Following independence, Yak joined the village police force and earned enough to support his extended family of 11. Now, he has nothing left aside from the clothes he is wearing, his uniform and a few keepsakes. “We feel like prisoners but we have to stay here. If we leave the camp, we will be slaughtered by the Dinka,” he says. Tribal identification has become much stronger than patriotism, Yak says. “Nation building was just an illusion.”

In Camp Tomping, some 20,000 internally displaced people have found refuge. They live in lean-tos and sleep on damp mattresses; there is only one latrine for every 65 camp residents. When they go to fetch water from the tanker truck, they sink up to their ankles in mud.

Many of the refugees have lost all hope for a stable peace. They also don’t think much of the deal signed by President Kiir and rebel leader Machar on June 10. After all, two previous ceasefires, one signed in January and another in May, were broken by both sides within days.

Losing an Enemy

This time, though, neighboring states have threatened sanctions should the most recent deal be ignored. It calls for a joint, provisional government to be formed within 60 days in an effort to prevent complete collapse.

“We will establish peace and prosperity,” says David Yau Yau, a member of the Murle ethnic group. Once a student of theology, Yau Yau became one of the country’s most notorious warlords fighting their own regional conflicts. After losing an election, he scraped together a group of rebels and began terrorizing the population in the state of Jonglei. “We are partly responsible for all of these events,” Yau Yau admits. “But now we want reconciliation.” The events he is referring to include raids, rapes, the enslavement of children and ethnic cleansing.

The real roots of the crisis are the systematic discrimination of his region, Yau Yau says.
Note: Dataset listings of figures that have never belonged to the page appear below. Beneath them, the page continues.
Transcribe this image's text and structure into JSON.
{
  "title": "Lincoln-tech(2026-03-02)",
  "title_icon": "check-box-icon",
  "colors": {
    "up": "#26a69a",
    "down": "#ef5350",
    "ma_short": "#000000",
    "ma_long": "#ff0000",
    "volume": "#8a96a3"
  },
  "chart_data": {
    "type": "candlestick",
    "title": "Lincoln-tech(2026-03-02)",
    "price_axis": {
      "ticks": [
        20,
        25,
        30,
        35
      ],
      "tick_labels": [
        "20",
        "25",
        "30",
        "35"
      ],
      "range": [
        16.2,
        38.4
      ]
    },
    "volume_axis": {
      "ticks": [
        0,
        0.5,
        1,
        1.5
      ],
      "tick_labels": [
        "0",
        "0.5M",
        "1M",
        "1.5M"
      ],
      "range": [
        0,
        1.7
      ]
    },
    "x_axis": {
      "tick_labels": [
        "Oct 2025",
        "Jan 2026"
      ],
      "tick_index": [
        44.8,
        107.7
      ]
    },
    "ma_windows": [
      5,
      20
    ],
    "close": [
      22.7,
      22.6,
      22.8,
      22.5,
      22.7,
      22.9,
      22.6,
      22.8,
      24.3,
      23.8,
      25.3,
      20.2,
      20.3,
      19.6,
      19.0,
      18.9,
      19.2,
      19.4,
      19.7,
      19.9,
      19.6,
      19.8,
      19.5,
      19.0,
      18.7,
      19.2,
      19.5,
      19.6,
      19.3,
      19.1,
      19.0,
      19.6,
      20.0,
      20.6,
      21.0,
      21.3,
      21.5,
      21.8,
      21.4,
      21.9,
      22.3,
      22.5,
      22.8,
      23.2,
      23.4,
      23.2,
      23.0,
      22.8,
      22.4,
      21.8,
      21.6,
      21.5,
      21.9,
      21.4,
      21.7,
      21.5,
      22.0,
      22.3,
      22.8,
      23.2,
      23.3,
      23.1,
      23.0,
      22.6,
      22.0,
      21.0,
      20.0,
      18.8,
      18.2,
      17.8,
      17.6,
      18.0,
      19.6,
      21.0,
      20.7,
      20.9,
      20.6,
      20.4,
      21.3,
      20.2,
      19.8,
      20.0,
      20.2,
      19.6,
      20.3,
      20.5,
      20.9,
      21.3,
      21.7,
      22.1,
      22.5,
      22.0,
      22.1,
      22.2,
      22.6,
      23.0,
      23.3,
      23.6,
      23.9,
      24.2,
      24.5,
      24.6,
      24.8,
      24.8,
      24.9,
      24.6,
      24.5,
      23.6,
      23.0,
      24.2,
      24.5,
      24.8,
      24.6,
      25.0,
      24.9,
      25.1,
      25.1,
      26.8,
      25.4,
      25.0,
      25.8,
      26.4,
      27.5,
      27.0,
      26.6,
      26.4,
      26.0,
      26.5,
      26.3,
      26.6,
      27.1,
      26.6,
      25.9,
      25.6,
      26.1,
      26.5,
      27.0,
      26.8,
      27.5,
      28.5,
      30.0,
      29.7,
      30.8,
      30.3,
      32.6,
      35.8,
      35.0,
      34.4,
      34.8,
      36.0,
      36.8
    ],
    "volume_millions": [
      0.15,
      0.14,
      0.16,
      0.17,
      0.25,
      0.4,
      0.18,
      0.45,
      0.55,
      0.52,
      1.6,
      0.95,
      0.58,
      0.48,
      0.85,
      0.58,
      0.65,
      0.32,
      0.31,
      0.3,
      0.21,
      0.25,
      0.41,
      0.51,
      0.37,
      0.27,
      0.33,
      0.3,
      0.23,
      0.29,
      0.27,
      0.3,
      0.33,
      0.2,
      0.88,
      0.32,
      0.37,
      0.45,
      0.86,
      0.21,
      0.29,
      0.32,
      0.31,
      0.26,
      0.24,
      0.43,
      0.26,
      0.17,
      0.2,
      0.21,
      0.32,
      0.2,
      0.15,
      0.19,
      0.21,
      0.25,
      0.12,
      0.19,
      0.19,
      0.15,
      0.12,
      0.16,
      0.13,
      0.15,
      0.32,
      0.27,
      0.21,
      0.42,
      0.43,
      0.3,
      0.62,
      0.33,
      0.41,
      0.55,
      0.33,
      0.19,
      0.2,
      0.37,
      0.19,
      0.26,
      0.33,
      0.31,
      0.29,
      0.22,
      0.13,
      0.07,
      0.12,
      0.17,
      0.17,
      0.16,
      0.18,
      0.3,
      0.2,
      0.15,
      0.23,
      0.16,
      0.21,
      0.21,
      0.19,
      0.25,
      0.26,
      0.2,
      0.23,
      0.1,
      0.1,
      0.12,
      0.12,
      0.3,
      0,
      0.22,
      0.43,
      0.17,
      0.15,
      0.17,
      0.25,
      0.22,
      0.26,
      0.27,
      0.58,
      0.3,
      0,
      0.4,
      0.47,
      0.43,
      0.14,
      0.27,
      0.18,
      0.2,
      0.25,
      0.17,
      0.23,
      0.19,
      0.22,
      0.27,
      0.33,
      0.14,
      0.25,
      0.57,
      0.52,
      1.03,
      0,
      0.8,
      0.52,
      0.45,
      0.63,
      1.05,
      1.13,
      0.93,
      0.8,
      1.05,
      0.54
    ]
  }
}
There are no paved roads, no schools and no hospitals, he says. Yau Yau is demanding that his region get a fair share of the oil revenues and wants to administer his county of Pibor himself. He recently traveled to the capital with a 10-member delegation to negotiate the details and was hosted at a dinner given by head-of-state Kiir.

Just a few months ago, such a trip might have ended in death. Indeed, Yau Yau has already survived one assassination attempt. He was an archenemy of the president, with his fighters battling government troops and killing or expelling Dinka and Nuer from the region he controlled. More recently, though, the warlord has become an ally of the president’s. Indeed, Kiir has even made Yau Yau a general and wants to integrate his fighters into the regular military. The president’s list of adversaries has now become shorter.